I think between Fannie and Freddie they have lost about a 200B thus far and perhaps another 25-50B thru 2012. They are holding about 5T worth of loans. They can't undo the mortages written prior to 2009, but the goverment belives that mortgages written after 2008 are solid. This is the cost of the government's vision to promote home ownership. That's what they signed up for when Fannie and Freddie was created. I pay 770 a year in 1M 30 yr term life insurance, imagine if government wants to promote people to have life insurance and they offer me the same product but with a 500 a year premium instead, the government will lose their butt off in the long term as well. Loaning money in itself is not necessary bad, it just has to be measured against risk. Banks are in that business but the goverment is not (for the most part).

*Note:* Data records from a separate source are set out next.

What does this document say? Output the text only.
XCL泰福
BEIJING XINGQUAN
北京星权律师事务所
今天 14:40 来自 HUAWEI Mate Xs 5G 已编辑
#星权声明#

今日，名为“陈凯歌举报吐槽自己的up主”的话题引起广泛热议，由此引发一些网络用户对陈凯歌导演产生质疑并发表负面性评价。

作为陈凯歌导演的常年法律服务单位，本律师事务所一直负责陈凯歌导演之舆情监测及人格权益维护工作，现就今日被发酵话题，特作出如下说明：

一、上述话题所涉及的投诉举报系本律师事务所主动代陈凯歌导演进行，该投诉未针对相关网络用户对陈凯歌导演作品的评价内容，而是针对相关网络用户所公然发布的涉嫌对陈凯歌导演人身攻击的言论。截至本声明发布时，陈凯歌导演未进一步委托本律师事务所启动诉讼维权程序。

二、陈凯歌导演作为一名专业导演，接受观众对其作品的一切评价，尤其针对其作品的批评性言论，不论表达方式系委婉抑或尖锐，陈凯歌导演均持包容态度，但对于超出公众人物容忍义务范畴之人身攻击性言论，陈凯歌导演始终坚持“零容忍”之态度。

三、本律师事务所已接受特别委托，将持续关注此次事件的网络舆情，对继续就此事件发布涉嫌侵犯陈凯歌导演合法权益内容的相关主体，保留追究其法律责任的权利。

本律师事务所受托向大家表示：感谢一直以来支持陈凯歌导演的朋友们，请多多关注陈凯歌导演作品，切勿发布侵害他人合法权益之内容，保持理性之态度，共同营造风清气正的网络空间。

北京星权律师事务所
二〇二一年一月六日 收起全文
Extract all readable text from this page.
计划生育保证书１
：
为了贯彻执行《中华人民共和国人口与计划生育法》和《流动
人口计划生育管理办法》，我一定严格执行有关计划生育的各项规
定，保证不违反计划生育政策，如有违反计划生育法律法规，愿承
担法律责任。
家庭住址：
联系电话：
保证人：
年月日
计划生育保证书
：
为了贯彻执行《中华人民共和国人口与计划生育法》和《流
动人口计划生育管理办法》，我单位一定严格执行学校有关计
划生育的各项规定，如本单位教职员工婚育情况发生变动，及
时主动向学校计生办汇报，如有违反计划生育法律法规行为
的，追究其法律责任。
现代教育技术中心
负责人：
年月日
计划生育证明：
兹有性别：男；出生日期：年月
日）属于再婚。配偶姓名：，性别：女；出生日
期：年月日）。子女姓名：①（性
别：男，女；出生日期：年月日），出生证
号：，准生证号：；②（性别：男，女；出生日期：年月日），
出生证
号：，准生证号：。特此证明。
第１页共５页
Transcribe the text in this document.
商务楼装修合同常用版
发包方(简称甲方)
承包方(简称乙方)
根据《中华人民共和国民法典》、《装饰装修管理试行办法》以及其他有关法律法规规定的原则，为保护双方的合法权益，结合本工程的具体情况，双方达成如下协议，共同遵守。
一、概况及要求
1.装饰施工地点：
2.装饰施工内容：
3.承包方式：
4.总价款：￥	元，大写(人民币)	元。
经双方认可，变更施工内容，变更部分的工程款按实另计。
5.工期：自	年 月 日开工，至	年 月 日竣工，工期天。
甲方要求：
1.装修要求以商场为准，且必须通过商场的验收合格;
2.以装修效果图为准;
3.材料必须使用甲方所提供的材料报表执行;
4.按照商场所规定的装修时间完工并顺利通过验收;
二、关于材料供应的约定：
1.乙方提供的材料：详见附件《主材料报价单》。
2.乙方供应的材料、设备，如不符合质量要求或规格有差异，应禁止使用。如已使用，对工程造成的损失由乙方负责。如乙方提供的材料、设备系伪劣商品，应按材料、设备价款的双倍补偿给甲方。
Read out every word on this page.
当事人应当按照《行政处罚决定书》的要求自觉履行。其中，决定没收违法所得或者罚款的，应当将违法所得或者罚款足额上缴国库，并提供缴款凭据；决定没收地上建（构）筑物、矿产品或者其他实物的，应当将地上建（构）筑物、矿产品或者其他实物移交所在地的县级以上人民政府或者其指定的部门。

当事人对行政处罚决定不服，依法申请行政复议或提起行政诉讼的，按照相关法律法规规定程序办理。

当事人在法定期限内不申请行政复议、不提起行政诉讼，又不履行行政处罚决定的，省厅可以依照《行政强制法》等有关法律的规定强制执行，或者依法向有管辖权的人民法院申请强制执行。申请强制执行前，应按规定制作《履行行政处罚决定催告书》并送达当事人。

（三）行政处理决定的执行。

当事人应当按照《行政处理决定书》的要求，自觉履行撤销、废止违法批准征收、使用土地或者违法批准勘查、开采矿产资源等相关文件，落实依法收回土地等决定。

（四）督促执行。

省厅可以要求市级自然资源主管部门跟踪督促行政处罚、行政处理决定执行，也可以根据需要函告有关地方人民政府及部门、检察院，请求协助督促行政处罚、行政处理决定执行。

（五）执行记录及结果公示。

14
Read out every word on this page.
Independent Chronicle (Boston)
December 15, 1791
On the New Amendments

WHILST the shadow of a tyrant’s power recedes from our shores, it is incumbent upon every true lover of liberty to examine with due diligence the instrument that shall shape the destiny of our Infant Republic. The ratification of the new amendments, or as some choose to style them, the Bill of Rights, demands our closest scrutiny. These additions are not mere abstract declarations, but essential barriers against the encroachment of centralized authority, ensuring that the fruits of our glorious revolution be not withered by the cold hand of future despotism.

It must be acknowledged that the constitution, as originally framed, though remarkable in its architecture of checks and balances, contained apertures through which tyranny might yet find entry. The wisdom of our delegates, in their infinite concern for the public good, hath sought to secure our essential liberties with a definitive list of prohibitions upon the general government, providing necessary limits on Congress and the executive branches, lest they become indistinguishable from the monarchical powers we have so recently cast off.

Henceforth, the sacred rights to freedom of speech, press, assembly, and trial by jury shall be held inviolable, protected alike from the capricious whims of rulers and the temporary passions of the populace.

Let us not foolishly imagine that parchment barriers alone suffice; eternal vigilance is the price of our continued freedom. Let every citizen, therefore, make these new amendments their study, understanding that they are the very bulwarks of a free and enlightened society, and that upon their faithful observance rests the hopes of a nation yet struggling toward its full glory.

Loans written after 2008 non-FHA are probably overly conservative, (too much compensation for the risk). On the other hand, as long as the government is underpricing their FHA product, they will eventually take a loss. Whether the government can afford backing FHA mortgage is subjective, they can afford a nearly 1T military so another 10B or so (prospectively and account for good years and bad years) to back Fannie and Freddie is not that expensive from a higher level.

2   Â¥   2010 May 12, 2:02am  

The GSEs are actually holding ~$4.5T in loans.

http://www.mortgagenewsdaily.com/01082010_gse_portfolio_update_delinquencies_up_refinances_down_loan_mods_a_function_of_labor_market.asp

FHA is on the hook for another $750B

http://www.nytimes.com/2010/01/20/business/20home.html

SF ace says

Government backs most of the FHA mortgage via Fannie and Freddie.

?

Anyway, I agree that gov't can eat all the mortgages it wants, tho Mr Yield Curve

http://www.bloomberg.com/markets/rates/index.html

will have something to say on that eventually.

3   anonymous   2010 May 12, 2:26am  

Who do these housedebtors who buy a house with an FHA loan, cut their monthly mort rent to?

Wells fargo?

Is that why their stock is up 400% since bottoming around 1Q 09?

Is fha just ANOTHER backdoor bailout for these 'private' banks that can't seem to survive without public funding?